A declaração foi dada em coletiva na última quinta-feira (28). Flávia disse que a cidade tem média de apenas 26% de adimplência no IPTU e que, sem receita suficiente, a gestão não consegue avançar em serviços como asfaltamento, recapeamento e tapa-buracos.

“Eu não consigo fazer asfalto, recapear e tapar buraco se eu não tiver dinheiro”, afirmou.

A prefeita também disse que recursos prometidos pelo Governo do Estado para obras de recapeamento e recuperação de ruas ainda não chegaram às contas do município. Segundo ela, a administração depende de melhora na arrecadação ou de repasses externos para ampliar os investimentos.

Questionada sobre compromissos assumidos com moradores dos bairros, Flávia afirmou que buscou recursos por meio do Financiamento à Infraestrutura e ao Saneamento (Finisa), mas que o pedido inicial foi barrado na Câmara Municipal.
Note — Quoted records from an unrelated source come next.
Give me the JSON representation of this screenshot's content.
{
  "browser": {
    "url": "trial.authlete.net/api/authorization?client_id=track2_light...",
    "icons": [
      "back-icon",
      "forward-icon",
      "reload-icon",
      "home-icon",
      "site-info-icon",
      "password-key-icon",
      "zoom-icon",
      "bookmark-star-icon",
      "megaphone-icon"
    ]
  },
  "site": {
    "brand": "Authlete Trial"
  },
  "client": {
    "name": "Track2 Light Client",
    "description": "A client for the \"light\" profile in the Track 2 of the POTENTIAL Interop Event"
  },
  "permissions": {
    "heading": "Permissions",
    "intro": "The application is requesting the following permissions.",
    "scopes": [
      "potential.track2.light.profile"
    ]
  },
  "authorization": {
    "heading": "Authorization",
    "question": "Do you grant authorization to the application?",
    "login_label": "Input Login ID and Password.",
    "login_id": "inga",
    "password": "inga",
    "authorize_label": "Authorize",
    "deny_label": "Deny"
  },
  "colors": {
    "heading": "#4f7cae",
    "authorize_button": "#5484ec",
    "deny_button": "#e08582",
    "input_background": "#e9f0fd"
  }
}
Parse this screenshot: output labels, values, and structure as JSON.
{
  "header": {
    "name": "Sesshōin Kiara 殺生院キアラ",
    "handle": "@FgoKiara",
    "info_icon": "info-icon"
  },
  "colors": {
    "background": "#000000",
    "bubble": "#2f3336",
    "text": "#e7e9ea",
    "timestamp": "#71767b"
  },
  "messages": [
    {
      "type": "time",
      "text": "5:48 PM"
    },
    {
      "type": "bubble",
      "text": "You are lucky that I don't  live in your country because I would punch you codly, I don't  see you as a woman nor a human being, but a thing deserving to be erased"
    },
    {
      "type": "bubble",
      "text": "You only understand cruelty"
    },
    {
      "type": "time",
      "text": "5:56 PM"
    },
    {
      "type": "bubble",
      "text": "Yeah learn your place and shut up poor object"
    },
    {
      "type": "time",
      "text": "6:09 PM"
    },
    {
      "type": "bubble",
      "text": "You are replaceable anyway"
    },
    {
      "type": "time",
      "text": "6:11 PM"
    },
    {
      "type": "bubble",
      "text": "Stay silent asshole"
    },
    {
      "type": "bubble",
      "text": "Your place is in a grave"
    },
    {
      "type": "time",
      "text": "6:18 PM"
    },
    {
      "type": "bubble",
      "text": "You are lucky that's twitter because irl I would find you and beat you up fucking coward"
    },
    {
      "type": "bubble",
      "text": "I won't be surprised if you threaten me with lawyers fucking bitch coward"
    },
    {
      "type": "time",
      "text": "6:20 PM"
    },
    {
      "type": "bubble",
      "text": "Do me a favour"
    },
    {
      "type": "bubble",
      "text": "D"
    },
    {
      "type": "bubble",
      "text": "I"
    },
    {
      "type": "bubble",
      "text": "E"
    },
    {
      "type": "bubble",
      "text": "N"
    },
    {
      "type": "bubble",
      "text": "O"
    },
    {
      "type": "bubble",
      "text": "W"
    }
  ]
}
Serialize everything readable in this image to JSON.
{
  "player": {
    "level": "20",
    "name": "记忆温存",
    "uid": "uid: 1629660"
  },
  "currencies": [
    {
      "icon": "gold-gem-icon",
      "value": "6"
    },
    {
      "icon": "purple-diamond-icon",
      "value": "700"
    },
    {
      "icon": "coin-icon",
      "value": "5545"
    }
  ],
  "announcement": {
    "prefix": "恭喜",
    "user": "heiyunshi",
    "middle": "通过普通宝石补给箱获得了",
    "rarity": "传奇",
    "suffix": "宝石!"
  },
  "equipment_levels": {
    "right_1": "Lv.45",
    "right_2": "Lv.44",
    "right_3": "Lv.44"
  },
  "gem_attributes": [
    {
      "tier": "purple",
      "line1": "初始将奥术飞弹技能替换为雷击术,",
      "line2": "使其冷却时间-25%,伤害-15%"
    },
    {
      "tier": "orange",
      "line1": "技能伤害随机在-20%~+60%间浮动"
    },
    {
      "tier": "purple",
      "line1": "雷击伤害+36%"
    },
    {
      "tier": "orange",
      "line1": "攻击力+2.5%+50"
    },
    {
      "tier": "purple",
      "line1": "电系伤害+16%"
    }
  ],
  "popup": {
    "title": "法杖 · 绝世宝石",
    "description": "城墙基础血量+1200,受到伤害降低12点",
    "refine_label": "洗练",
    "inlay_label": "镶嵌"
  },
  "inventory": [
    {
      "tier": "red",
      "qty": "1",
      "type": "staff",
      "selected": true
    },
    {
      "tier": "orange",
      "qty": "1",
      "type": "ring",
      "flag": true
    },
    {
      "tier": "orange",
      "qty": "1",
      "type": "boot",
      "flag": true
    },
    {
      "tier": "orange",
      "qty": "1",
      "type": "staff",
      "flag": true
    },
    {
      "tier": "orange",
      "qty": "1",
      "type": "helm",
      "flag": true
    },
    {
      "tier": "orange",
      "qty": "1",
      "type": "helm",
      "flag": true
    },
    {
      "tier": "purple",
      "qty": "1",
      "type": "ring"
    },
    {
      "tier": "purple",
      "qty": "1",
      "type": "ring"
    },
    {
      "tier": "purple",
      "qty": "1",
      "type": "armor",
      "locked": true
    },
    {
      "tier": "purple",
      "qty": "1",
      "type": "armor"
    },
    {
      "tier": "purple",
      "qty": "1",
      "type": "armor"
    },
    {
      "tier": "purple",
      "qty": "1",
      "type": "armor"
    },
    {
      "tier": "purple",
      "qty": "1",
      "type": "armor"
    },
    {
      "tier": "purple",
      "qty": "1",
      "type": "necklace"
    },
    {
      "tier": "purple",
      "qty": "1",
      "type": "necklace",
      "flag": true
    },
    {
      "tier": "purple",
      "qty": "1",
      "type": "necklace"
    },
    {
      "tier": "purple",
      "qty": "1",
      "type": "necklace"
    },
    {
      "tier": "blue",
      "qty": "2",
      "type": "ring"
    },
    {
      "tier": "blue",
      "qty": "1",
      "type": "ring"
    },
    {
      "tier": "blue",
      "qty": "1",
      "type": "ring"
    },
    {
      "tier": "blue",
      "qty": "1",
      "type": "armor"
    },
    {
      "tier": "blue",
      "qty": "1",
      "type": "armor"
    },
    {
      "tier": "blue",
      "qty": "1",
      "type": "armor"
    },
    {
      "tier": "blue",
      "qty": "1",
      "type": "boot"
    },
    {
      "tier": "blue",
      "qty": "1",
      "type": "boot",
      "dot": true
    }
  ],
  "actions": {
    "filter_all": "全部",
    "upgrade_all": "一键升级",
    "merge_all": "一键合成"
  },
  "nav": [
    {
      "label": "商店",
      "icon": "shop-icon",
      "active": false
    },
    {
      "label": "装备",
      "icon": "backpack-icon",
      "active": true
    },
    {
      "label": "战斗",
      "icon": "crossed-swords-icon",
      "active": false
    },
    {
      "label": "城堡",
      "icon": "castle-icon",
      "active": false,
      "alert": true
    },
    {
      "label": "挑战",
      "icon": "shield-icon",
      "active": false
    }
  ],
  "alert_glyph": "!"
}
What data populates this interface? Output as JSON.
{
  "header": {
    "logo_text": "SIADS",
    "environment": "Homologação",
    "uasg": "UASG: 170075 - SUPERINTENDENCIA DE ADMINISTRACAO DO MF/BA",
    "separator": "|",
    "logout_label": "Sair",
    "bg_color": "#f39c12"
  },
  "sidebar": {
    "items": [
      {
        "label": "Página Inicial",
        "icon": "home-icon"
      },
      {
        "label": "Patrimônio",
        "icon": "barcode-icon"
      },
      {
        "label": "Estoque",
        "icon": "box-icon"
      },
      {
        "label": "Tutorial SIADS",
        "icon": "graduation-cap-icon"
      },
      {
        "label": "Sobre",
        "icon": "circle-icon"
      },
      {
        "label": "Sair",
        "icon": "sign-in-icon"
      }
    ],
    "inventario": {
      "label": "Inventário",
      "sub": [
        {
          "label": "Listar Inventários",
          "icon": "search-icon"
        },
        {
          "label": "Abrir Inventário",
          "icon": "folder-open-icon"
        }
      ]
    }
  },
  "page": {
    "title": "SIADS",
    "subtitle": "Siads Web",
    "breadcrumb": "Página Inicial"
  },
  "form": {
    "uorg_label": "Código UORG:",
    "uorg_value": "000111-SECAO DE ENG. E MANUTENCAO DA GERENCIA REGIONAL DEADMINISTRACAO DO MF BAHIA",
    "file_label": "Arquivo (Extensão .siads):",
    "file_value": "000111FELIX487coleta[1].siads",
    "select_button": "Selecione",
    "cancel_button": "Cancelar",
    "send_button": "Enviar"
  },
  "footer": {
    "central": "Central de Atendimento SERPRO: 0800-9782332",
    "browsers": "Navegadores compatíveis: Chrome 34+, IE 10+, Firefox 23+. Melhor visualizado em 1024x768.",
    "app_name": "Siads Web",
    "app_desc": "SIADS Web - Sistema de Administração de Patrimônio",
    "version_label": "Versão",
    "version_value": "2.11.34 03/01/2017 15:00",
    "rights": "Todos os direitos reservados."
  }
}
De acordo com a gestora, neste ano a operação passou a tramitar por meio da Lei Orçamentária Anual (LOA), e a Prefeitura aguarda liberação da Caixa Econômica Federal. Ela informou que tenta uma agenda com o superintendente do banco para acelerar o processo.

“Estou tentando uma agenda na Caixa Econômica com o superintendente para ver a possibilidade de liberação rápida desse Finisa, que é de R$ 90 milhões, com R$ 60 milhões agora e R$ 30 milhões no ano que vem”, declarou.

Flávia também afirmou que enfrenta dificuldades para equilibrar as despesas da Prefeitura diante do orçamento limitado. Segundo ela, a gestão precisa dividir os recursos entre folha de pagamento, insumos da saúde e serviços de manutenção urbana.

“Aí eu tenho que me dividir e rebolar. Se o cidadão não tem a responsabilidade de contribuir com o imposto, que o IPTU é para a saúde, para a infraestrutura, para manter a máquina pública, então, se eu não tenho arrecadação, de onde eu vou tirar o dinheiro para fazer o município inteiro?”, questionou.

A prefeita ainda criticou a gestão anterior e afirmou que outros governos recorriam anualmente a mais de R$ 150 milhões em financiamentos do Finisa. Segundo ela, sua administração trabalha com os poucos recursos que entram nos cofres municipais.

Ao responder à declaração do presidente da Câmara, Wanderley Cerqueira (MDB), de que teria perdido o prazo do Finisa, Flávia negou a acusação. A prefeita afirmou que o projeto estava pronto para votação, mas foi retirado de pauta e teve pedido de vista do vereador Feitosa.

“A lei estava lá para ser aprovada. Ele tirou de pauta, foi pedido vista pelo Feitosa e não votaram a lei. Não precisa pedir vista de uma lei que é um pedido de autorização de Finisa. Então é mentira do presidente da Câmara. A lei estava lá, ele não aprovou porque não quis”, afirmou.